The legendary producer helped Slate survive kung fu
by Chris Morin
There are few producers more legendary, or mercurial, than Steve Albini. He’s worked with the Nirvana, Pixies and The Jesus Lizard, and fronted cult groups such as Shellac, earning a reputation for cranking out records that sound like the business end of a buzzsaw.
So when Edmonton punk foursome Slates got the chance to record their third album, Taiga at Albini’s Electrical Audio in Chicago, it was a dream come true, says frontman James Stewart.
“It was great, but obviously it was intimidating — the guy is legendary and he’s been involved in so many projects and albums that we’ve all loved and have been influenced by,” says Stewart. “But you’ve got to get over that pretty quickly.”
Slates spent six days in Albini’s studio. Stewart says the experience was “white-knuckle” at times, but the end result was worth it. While their previous album Prairie Fire had a sunnier disposition, Taiga is a darker effort, with Stewart’s raspy vocals cutting through densely layered guitars.
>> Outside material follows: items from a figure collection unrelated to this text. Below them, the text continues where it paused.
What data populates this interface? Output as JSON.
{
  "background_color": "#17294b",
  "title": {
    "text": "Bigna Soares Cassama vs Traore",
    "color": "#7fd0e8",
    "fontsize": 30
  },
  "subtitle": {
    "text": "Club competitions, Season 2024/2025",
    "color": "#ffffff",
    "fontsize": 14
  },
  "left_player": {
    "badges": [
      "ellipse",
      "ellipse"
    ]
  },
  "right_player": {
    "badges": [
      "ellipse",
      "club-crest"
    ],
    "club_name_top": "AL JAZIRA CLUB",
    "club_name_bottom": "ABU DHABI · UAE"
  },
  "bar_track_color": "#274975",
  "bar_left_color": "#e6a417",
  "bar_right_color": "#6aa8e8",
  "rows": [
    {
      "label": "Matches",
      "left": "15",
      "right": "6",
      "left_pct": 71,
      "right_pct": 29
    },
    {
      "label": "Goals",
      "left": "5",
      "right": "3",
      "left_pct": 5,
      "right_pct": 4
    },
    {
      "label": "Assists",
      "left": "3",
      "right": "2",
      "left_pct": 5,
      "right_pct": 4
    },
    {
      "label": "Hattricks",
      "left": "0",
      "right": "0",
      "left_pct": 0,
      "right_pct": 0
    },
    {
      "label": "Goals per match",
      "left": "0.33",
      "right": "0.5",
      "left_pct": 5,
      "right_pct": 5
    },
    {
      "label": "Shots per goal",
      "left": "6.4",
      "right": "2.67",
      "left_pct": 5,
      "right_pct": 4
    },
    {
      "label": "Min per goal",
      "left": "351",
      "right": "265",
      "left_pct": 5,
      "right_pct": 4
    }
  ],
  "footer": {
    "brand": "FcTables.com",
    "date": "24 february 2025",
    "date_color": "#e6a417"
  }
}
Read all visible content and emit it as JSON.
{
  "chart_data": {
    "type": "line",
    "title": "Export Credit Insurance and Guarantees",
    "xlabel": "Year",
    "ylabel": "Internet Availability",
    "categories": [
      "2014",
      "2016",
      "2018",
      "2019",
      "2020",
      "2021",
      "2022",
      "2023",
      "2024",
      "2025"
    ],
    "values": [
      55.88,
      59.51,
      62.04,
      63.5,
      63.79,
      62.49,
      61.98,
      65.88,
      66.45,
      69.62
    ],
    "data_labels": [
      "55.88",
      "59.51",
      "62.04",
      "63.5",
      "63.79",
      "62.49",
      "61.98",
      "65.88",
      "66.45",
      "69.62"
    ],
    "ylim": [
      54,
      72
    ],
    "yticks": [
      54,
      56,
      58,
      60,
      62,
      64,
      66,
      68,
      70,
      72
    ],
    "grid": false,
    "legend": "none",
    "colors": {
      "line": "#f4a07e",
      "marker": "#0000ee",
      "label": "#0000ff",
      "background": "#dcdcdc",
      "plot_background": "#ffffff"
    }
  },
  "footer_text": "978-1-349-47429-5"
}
“We wanted that authentic feel that Albini’s stuff has,” says Stewart. “It’s tough to get that specific sound when you’re working against the clock, but it also makes for some good records when you have to work like that.”
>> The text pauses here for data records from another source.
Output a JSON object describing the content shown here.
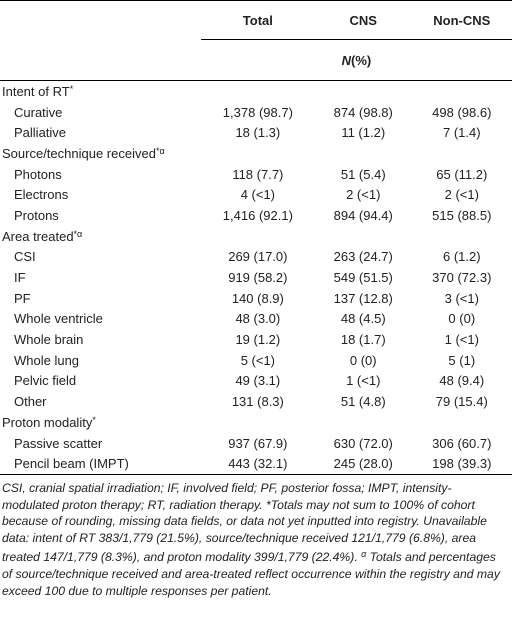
{
  "header": {
    "col0": "",
    "col1": "Total",
    "col2": "CNS",
    "col3": "Non-CNS",
    "unit_prefix": "N",
    "unit_suffix": "(%)"
  },
  "sections": [
    {
      "label": "Intent of RT",
      "mark": "*",
      "rows": [
        {
          "label": "Curative",
          "total": "1,378 (98.7)",
          "cns": "874 (98.8)",
          "noncns": "498 (98.6)"
        },
        {
          "label": "Palliative",
          "total": "18 (1.3)",
          "cns": "11 (1.2)",
          "noncns": "7 (1.4)"
        }
      ]
    },
    {
      "label": "Source/technique received",
      "mark": "*α",
      "rows": [
        {
          "label": "Photons",
          "total": "118 (7.7)",
          "cns": "51 (5.4)",
          "noncns": "65 (11.2)"
        },
        {
          "label": "Electrons",
          "total": "4 (<1)",
          "cns": "2 (<1)",
          "noncns": "2 (<1)"
        },
        {
          "label": "Protons",
          "total": "1,416 (92.1)",
          "cns": "894 (94.4)",
          "noncns": "515 (88.5)"
        }
      ]
    },
    {
      "label": "Area treated",
      "mark": "*α",
      "rows": [
        {
          "label": "CSI",
          "total": "269 (17.0)",
          "cns": "263 (24.7)",
          "noncns": "6 (1.2)"
        },
        {
          "label": "IF",
          "total": "919 (58.2)",
          "cns": "549 (51.5)",
          "noncns": "370 (72.3)"
        },
        {
          "label": "PF",
          "total": "140 (8.9)",
          "cns": "137 (12.8)",
          "noncns": "3 (<1)"
        },
        {
          "label": "Whole ventricle",
          "total": "48 (3.0)",
          "cns": "48 (4.5)",
          "noncns": "0 (0)"
        },
        {
          "label": "Whole brain",
          "total": "19 (1.2)",
          "cns": "18 (1.7)",
          "noncns": "1 (<1)"
        },
        {
          "label": "Whole lung",
          "total": "5 (<1)",
          "cns": "0 (0)",
          "noncns": "5 (1)"
        },
        {
          "label": "Pelvic field",
          "total": "49 (3.1)",
          "cns": "1 (<1)",
          "noncns": "48 (9.4)"
        },
        {
          "label": "Other",
          "total": "131 (8.3)",
          "cns": "51 (4.8)",
          "noncns": "79 (15.4)"
        }
      ]
    },
    {
      "label": "Proton modality",
      "mark": "*",
      "rows": [
        {
          "label": "Passive scatter",
          "total": "937 (67.9)",
          "cns": "630 (72.0)",
          "noncns": "306 (60.7)"
        },
        {
          "label": "Pencil beam (IMPT)",
          "total": "443 (32.1)",
          "cns": "245 (28.0)",
          "noncns": "198 (39.3)"
        }
      ]
    }
  ],
  "footnote": {
    "main": "CSI, cranial spatial irradiation; IF, involved field; PF, posterior fossa; IMPT, intensity-modulated proton therapy; RT, radiation therapy. *Totals may not sum to 100% of cohort because of rounding, missing data fields, or data not yet inputted into registry. Unavailable data: intent of RT 383/1,779 (21.5%), source/technique received 121/1,779 (6.8%), area treated 147/1,779 (8.3%), and proton modality 399/1,779 (22.4%).",
    "alpha_mark": "α",
    "alpha_text": " Totals and percentages of source/technique received and area-treated reflect occurrence within the registry and may exceed 100 due to multiple responses per patient."
  }
}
It’s not just Albini’s touch that contributed to the grittiness of Taiga: Slates experienced a major lineup shift when guitarist Eric Budd left, due to “wanting to focus on his kung-fu studies,” says Stewart.
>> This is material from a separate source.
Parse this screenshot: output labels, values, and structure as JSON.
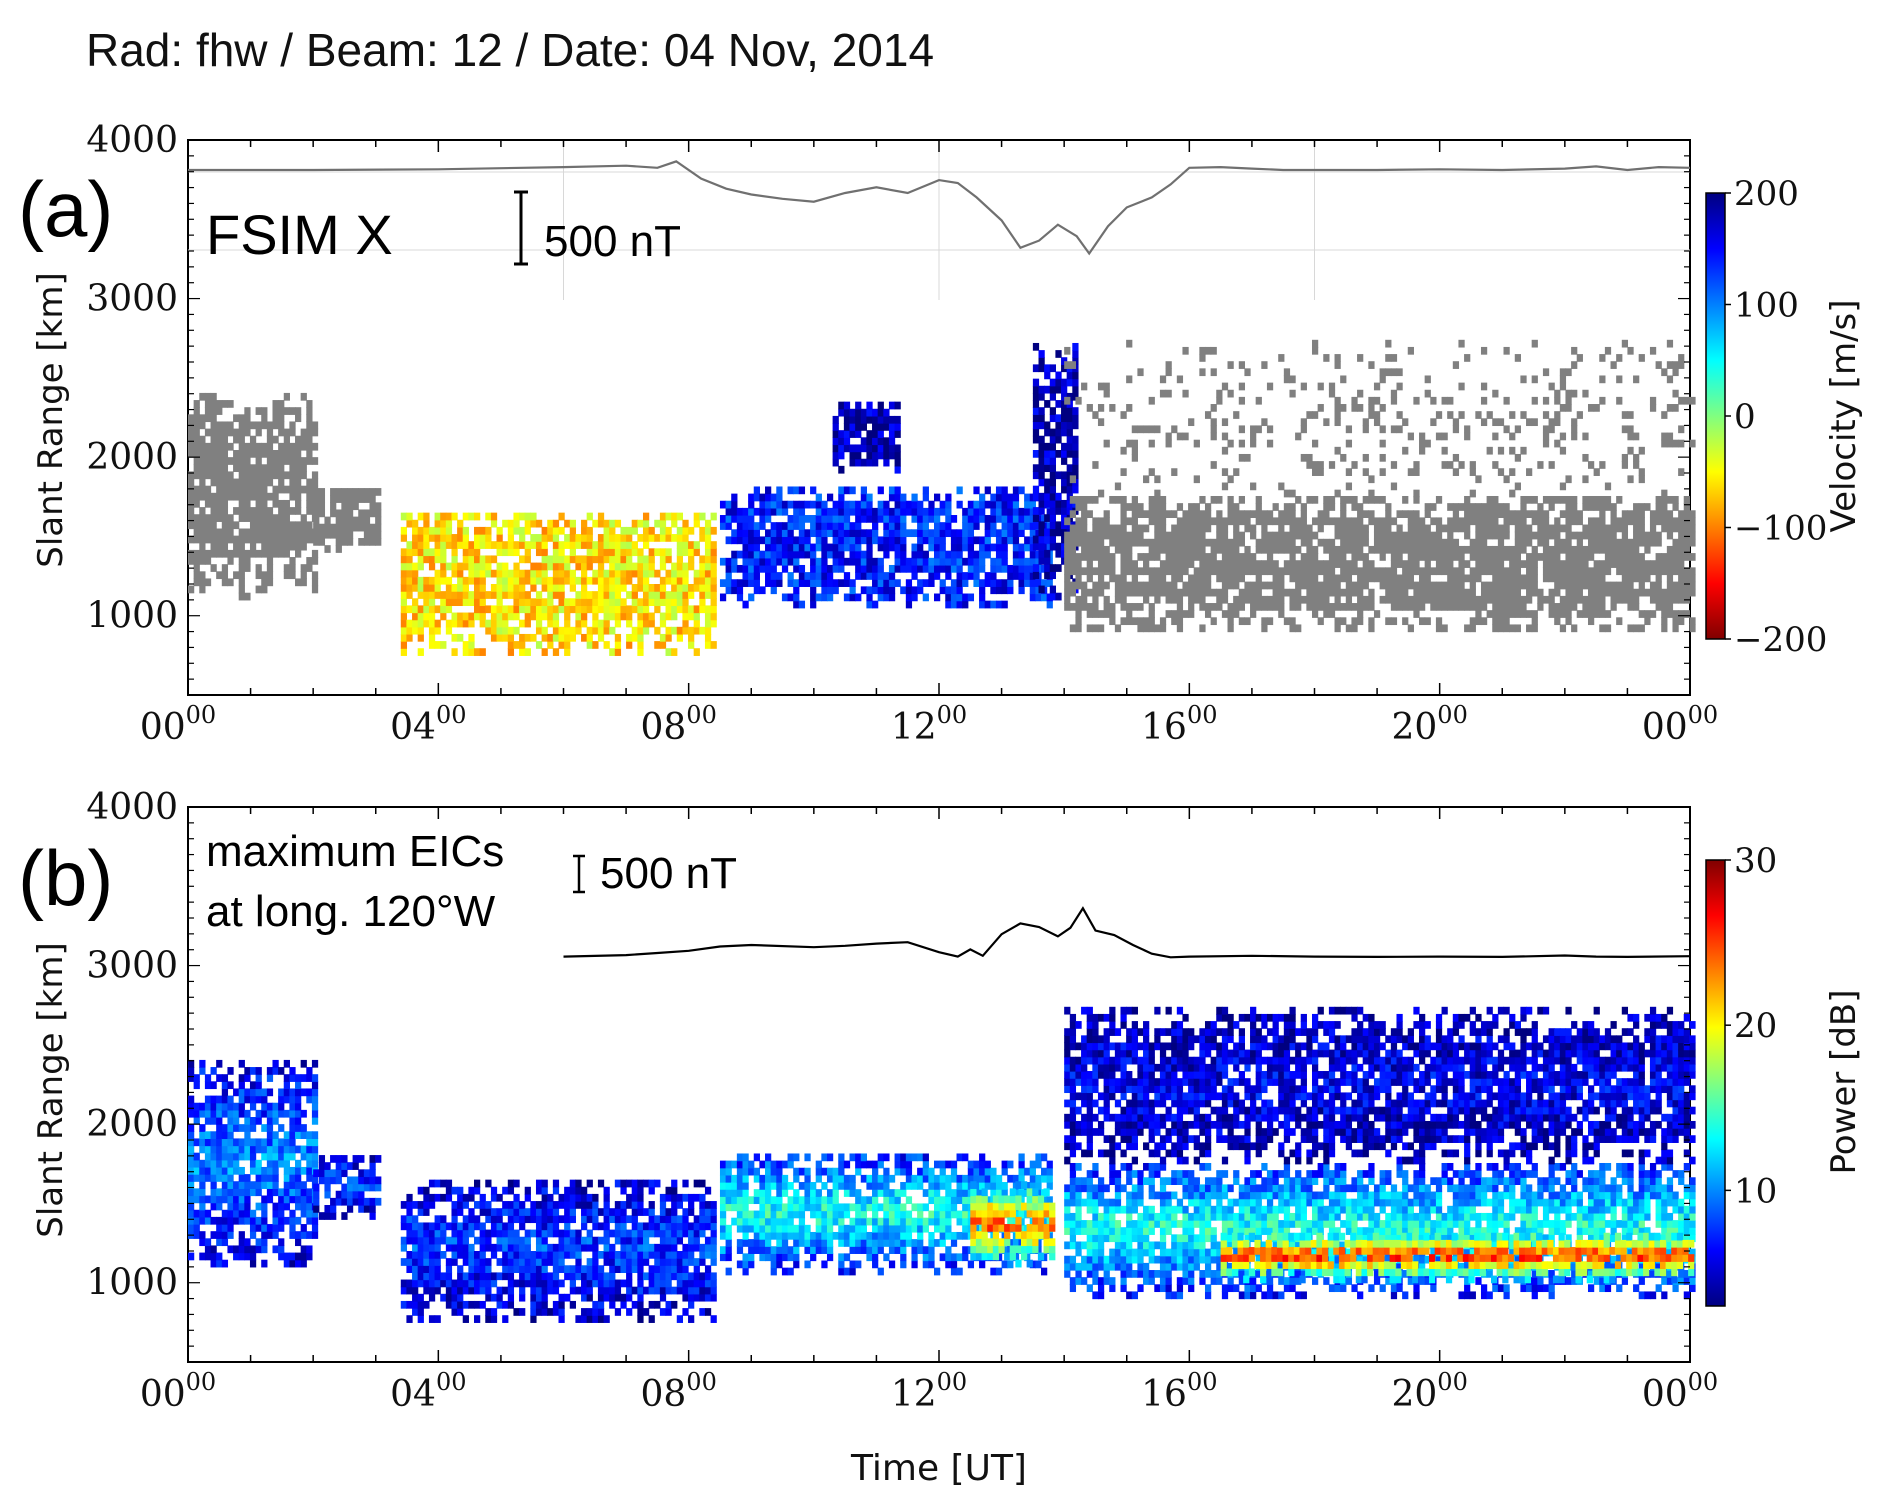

He also attributes the shift in dynamics to geography and an obsession with bizarre lyrical themes.
“I guess we were in the dead of winter in Edmonton — we couldn’t help but write songs that were nastier. Thematically there’s usually something about stuff burning down and people at the end of their rope. And there’s usually stuff about statues, for some reason. And animals eating people.”